Pour la Chine, la situation actuelle est d’une gravité sans précédent. L’ urbanisation rapide , la dépendance des gouvernements locaux aux revenus de la vente de terrains, et des attentes de croissance illimitées ont fait exploser les prix immobiliers. À son apogée, le secteur immobilier représentait  la quatrième partie du PIB  et plus d’un tiers des recettes publiques, couronnant un système basant près de  70% de la richesse familiale  sur l’immobilier.

Une crise démographique

Contrairement au Japon, qui a vu une contraction des acheteurs à partir de la quarantaine, en Chine, la première acquisition d’une maison se fait plus tôt, entre  28 et 32 ans . De plus, la population âgée de plus de 65 ans augmente rapidement, atteignant des niveaux que le Japon a mis des décennies à connaître. Ces changements démographiques exacerbent la crise en restreignant les perspectives de croissance future.

Le cas Evergrande

Le marché immobilier chinois, autrefois moteur de croissance, subit une crise profonde, illustrée par la chute d’Evergrande, symbole de l’excès et de la spéculation. Avec  360 milliards de dollars  de dettes, la faillite d’Evergrande est révélatrice des enjeux problématiques qui enferment le secteur dans une spirale descendante.

Urbanisation, dette et spéculation

La libéralisation du marché immobilier en 1998 a donné lieu à un phénomène sans précédent : près de  500 millions de personnes  ont migré vers les villes. Cet afflux a créé une demande énorme, provoquant un  essor  spéculatif des  prix immobiliers . Le gouvernement local a également développé une dépendance aux ventes de terrains pour équilibrer les budgets, retraçant un cycle vicieux.

Les “trois lignes rouges”

Pour contrer cette bulle estimée dangereuse, le gouvernement a mis en place en 2020 les  “trois lignes rouges”  pour encadrer le financement des promoteurs. Cette réglementation a coïncidé avec l’émergence de la pandémie de Covid-19, exacerbant la  crise économique . En raison du non-paiement de la dette, de nombreuses entreprises, y compris d’autres géants comme Country Garden, ont suivi la même trajectoire qu’Evergrande.

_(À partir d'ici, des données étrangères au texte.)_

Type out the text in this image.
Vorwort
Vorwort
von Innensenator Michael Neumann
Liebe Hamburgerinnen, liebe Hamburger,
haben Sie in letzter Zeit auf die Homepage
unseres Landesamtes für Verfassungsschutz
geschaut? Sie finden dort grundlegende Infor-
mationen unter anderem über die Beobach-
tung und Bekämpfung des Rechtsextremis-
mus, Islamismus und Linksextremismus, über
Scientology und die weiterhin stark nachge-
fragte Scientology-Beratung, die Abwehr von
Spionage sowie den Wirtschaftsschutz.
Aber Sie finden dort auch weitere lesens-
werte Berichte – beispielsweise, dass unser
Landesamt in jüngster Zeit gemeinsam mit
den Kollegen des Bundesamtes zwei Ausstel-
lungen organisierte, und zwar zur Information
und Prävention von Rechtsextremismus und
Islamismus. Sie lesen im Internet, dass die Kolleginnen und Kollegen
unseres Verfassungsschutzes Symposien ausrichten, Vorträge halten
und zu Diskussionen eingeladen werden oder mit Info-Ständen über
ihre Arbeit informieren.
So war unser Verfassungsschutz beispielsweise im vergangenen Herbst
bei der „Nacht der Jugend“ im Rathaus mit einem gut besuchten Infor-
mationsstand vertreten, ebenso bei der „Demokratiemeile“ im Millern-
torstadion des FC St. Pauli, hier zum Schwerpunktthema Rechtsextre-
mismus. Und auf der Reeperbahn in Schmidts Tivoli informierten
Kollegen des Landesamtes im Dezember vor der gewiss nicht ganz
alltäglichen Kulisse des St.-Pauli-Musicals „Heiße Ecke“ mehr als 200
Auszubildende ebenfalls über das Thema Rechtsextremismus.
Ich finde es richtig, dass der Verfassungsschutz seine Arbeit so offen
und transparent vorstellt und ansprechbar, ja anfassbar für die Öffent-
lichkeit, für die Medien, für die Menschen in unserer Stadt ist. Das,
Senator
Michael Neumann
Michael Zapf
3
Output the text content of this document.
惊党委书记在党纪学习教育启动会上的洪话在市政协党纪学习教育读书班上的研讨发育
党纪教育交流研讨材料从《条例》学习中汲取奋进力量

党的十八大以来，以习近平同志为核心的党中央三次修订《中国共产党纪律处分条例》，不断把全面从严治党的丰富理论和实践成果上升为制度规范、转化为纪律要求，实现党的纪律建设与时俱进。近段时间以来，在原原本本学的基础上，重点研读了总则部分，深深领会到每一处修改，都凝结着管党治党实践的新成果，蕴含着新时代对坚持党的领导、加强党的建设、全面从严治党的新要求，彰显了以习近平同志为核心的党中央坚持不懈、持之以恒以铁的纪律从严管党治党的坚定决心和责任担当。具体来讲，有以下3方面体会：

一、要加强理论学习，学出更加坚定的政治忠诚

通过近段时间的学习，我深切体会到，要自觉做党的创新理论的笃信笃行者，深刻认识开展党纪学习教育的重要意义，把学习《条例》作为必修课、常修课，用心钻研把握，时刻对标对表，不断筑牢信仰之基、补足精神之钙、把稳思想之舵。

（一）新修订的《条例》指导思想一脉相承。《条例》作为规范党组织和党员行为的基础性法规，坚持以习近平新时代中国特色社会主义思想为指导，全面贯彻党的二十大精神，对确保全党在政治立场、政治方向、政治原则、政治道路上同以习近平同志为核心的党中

Chute des prix et excès d’offre

Depuis 2022, la chute des prix sur le marché immobilier s’est intensifiée. La confiance des consommateurs étant érodée, environ  400 millions de mètres carrés  de logements sont désormais achevés mais invendus. Le degré d’endettement des ménages dans ce domaine a atteint des sommets, augmentant le risque de pertes croissantes pour les acheteurs.

Le dilemme de Pékin

Le gouvernement est à la croisée des chemins. D’un côté, il doit soutenir un secteur crucial qui emploie plus de  50 millions de travailleurs , mais de l’autre, il doit éviter de retourner à des pratiques basées sur la  spéculation  et l’endettement. Les mesures doivent être drastiques pour contrer cette tendance descendante, mais leurs résultats demeurent incertains.

Avenir incertain

À l’instar du Japon, la Chine pourrait se retrouver piégée par des politiques temporaires qui l’empêcheraient d’affronter ses réels défis démographiques. Par conséquent, les  processus de réforme économique  doivent être envisagés, dans le but de non seulement stabiliser le secteur immobilier, mais aussi d’assurer un avenir économique viable face à des réalités démographiques pressantes.

Il est crucial que la Chine réévalue son modèle économique pour éviter des conséquences à long terme sur sa stabilité, sa croissance et sa crédibilité sur la scène mondiale.